Through a commitment to immersive learning, we prepare students to lead engaged, consequential, and creative lives, contribute to their communities, and address the world’s most challenging problems.
1. Immersive Learning
You hear a lot of talk about immersive learning in education circles these days, with the predominant focus on pedagogical uses of technology. At Middlebury, though, immersive learning has been part of the core of what we do for generations. The Language Schools were founded on this principle and continue to embrace this ethos today through the Language Pledge. You can find immersive learning practices in undergraduate pursuits as diverse as a Geographic Information Systems seminar and the winter term musical at the Town Hall Theater. And can you find a learning situation more immersive than a summer studying literature on the Bread Loaf campus or attending a history class, taught in German, at a university in Mainz?
2. Students
As the mission statement for the institution, students, in this case, are not only the 2,500 undergraduates who attend the College and are on the Vermont campus from September until May, but also the 700 students at the Middlebury Institute of International Studies at Monterey, the 1,500 students at the Language Schools, the 400 students at the Bread Loaf School of English, the 25 students at the School of the Environment, and the 300 students at our Schools Abroad.
3. Engaged, Consequential, and Creative
Engaged, consequential, creative. These are subjective adjectives, but surely they resonate for a reason. They resonate when you think about that John Elder course that nurtured in you a fervent commitment to lifelong learning. They resonate when you think about that Middlebury Institute graduate who is one of the world’s foremost experts on cyberterrorism or the Bread Loaf alumna who teaches on a Navajo reservation—and brings the world to her students and her students to the world through Bread Loaf networks. A life of consequence and meaning, fueled by creativity, is instilled in our students throughout their educational experience—it’s the field hockey player, the dancer, the neuroscience major, and the social entrepreneur who discover or enhance a particular passion and are then ready to apply the same focus and discipline and joy to whatever comes next.
4. Contribute to their Communities
When we talk about community, we could be talking about your neighborhood in Chicago or we could be talking about, well, the Earth. Environmental stewardship, civic engagement, transnational outreach are all ways in which we present students with opportunities to serve the greater good. Think about the students who volunteer at Addison County’s Charter House, who travel to Latin America during spring break and engage in service learning projects, who design an NGO that upends conventional wisdom on sustainable development. Think about the students who—with time and space and effort and ingenuity—can create an organization that starts a global movement to combat climate change.

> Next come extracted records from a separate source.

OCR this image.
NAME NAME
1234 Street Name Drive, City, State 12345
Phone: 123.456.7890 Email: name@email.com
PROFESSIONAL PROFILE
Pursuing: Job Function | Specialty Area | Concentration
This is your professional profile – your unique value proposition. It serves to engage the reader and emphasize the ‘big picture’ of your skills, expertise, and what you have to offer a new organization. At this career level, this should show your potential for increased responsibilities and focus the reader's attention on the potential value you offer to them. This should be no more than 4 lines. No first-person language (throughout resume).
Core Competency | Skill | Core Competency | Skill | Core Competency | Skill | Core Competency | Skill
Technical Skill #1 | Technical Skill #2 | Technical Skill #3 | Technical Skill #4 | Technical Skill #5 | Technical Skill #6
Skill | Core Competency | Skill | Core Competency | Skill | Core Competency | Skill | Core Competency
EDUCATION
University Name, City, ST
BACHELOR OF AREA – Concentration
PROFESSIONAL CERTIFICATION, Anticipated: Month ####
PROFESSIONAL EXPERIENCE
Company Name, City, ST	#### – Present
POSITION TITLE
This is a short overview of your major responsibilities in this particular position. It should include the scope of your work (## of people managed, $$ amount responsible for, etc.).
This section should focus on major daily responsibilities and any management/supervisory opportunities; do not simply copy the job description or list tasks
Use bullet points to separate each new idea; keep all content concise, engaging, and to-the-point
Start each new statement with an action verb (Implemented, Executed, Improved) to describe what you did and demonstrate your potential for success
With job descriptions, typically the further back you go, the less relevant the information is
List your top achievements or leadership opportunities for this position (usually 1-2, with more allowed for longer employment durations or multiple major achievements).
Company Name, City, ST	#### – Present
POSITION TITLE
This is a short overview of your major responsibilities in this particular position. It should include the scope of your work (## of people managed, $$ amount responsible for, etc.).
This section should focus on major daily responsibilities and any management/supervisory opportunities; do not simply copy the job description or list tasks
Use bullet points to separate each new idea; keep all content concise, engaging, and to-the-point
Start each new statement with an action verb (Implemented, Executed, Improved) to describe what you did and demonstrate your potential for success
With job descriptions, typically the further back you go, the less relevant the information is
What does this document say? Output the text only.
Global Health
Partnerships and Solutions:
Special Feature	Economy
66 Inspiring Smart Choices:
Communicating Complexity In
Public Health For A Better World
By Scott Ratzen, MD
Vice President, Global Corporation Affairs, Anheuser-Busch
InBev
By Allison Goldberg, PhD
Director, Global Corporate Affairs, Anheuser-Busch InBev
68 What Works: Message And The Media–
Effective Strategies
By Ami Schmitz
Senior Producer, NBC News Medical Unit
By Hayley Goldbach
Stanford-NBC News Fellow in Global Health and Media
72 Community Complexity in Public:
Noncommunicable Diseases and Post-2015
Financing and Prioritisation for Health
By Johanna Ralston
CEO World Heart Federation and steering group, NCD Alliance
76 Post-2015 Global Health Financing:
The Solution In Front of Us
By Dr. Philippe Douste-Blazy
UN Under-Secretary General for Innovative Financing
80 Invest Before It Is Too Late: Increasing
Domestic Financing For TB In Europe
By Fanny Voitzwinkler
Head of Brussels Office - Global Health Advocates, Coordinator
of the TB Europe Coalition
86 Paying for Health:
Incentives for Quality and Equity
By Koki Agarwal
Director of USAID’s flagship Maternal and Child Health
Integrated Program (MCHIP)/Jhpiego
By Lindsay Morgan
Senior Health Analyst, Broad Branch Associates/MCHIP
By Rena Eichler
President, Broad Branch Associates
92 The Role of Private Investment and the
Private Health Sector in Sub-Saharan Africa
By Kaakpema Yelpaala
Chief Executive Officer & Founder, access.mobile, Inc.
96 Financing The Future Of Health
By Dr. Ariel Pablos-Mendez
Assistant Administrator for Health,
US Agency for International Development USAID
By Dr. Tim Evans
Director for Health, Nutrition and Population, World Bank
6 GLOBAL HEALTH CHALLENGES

5. World’s Most Challenging Problems
The loftiest of goals, yet one that is also intended to be relative to environment and experience. One may be working in the White House, tasked by the president of the United States with leading the negotiation of a global climate accord, while another leads a classroom of fourth graders in a public school in the Bronx. Each has been prepared to seek out and tackle challenges found the world over.